Casas de madeira com telhas de amianto, plástico usado como tapagem, outras residências de sapê e até com bambu, abrigam as doze famílias de diferentes etnias que vivem na aldeia ao redor do antigo prédio. “Taw hu ipupe Tejo haw Marakanã Rio pe har” (na tradução da “língua verdadeira” Zeegte, do povo Tenetehar Guajajara: no centro da cidade do Rio de Janeiro, os povos indígenas resistem na Aldeia Maracanã).
No edifício do antigo Museu do Índio não há habitação. O cacique Urutau usa do espaço deteriorado para lecionar aulas de tupi-guarani para os membros da aldeia, das mais de duzentas línguas originárias do país. Outras atividades educativas, de plantio, preparação de alimentos, remédios medicinais e de memória da cultura dos povos originários também são realizados pela universidade indígena, a qual eles buscam reconhecimento pelo Ministério de Educação (MEC).
— Também está em construção a Casa das Mulheres, que é um espaço de acolhimento para indígenas que precisam de abrigo. Para as mulheres, a luta é ainda maior e aqui vamos falar sobre os ritos e cuidados femininos — explica a Potyra Guajajara.
Sem energia elétrica, água encanada e saneamento básico, a única aldeia indígena da cidade do Rio se mantém com doações e com a renda dos trabalhos artesanais feitos pela própria comunidade.

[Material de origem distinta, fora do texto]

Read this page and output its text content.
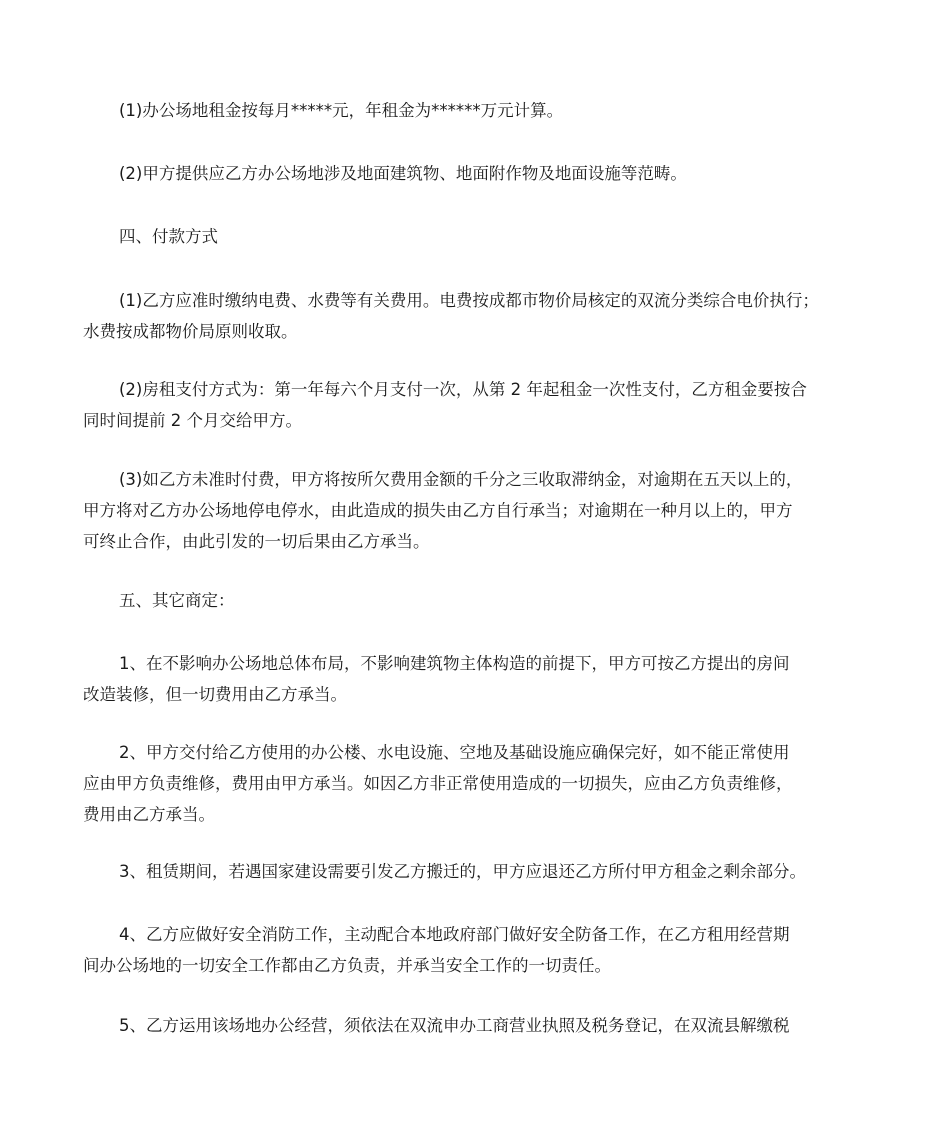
(1)办公场地租金按每月*****元，年租金为******万元计算。
(2)甲方提供应乙方办公场地涉及地面建筑物、地面附作物及地面设施等范畴。
四、付款方式
(1)乙方应准时缴纳电费、水费等有关费用。电费按成都市物价局核定的双流分类综合电价执行；
水费按成都物价局原则收取。
(2)房租支付方式为：第一年每六个月支付一次，从第 2 年起租金一次性支付，乙方租金要按合
同时间提前 2 个月交给甲方。
(3)如乙方未准时付费，甲方将按所欠费用金额的千分之三收取滞纳金，对逾期在五天以上的，
甲方将对乙方办公场地停电停水，由此造成的损失由乙方自行承当；对逾期在一种月以上的，甲方
可终止合作，由此引发的一切后果由乙方承当。
五、其它商定：
1、在不影响办公场地总体布局，不影响建筑物主体构造的前提下，甲方可按乙方提出的房间
改造装修，但一切费用由乙方承当。
2、甲方交付给乙方使用的办公楼、水电设施、空地及基础设施应确保完好，如不能正常使用
应由甲方负责维修，费用由甲方承当。如因乙方非正常使用造成的一切损失，应由乙方负责维修，
费用由乙方承当。
3、租赁期间，若遇国家建设需要引发乙方搬迁的，甲方应退还乙方所付甲方租金之剩余部分。
4、乙方应做好安全消防工作，主动配合本地政府部门做好安全防备工作，在乙方租用经营期
间办公场地的一切安全工作都由乙方负责，并承当安全工作的一切责任。
5、乙方运用该场地办公经营，须依法在双流申办工商营业执照及税务登记，在双流县解缴税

— Nem segurança temos aqui, já fomos furtados algumas vezes e levaram bicicleta, panelas e outros pertences, por isso tivemos que construir um muro e cercas ao redor da aldeia — lamenta Potyra. No local, uma escala de vigia noturna é a alternativa que a comunidade encontrou.
Conflito judicial
A Aldeia Maracanã é alvo de ação judicial envolvendo o governo estadual, os indígenas ocupantes e a Funai. Há cerca de 50 pessoas habitando o terreno ao lado do prédio deteriorado. Em fevereiro de 2023, o Instituto Estadual do Patrimônio Cultural enviou uma carta solicitando o auxílio da Assessoria Jurídica da Secretaria de Estado de Cultura e Economia Criativa (Secec) quanto as “controvérsias acerca da garantia de direitos à população indígena fluminense no que tange ao devido uso do imóvel”, do patrimônio tombado. Entre os destaques, estavam a promessa governamental da instalação do “Centro de Referência da Cultura dos Povos Indígenas/Universidade Indígena” e os restauros não realizados no antigo museu.
Em nota, o Governo afirmou que a posse favorável do prédio ao Estado continua sem cumprimento e sem trânsito em julgado devido à interposição de recursos pelas partes. Não há previsão de reformas:
“Um grupo de trabalho do Governo do Estado realizou vistoria no local, juntamente com a Defesa Civil do Município, concluindo que o imóvel não apresenta riscos estruturais de alta gravidade. A Procuradoria Geral do Estado requereu judicialmente a retirada dos ocupantes para efetiva transferência da propriedade do imóvel para o Estado”, informou.
A Defesa Civil Municipal encaminhou o laudo técnico, do ano passado, à Secretaria de Estado de Defesa Civil para que a mesma tome as providências julgadas cabíveis:
“Na época da vistoria, não havia nenhum imóvel próximo ao casarão de dois pavimentos e, logo, as construções não foram objetos de vistoria por parte da Defesa Civil Municipal”, concluiu a Defesa Civil.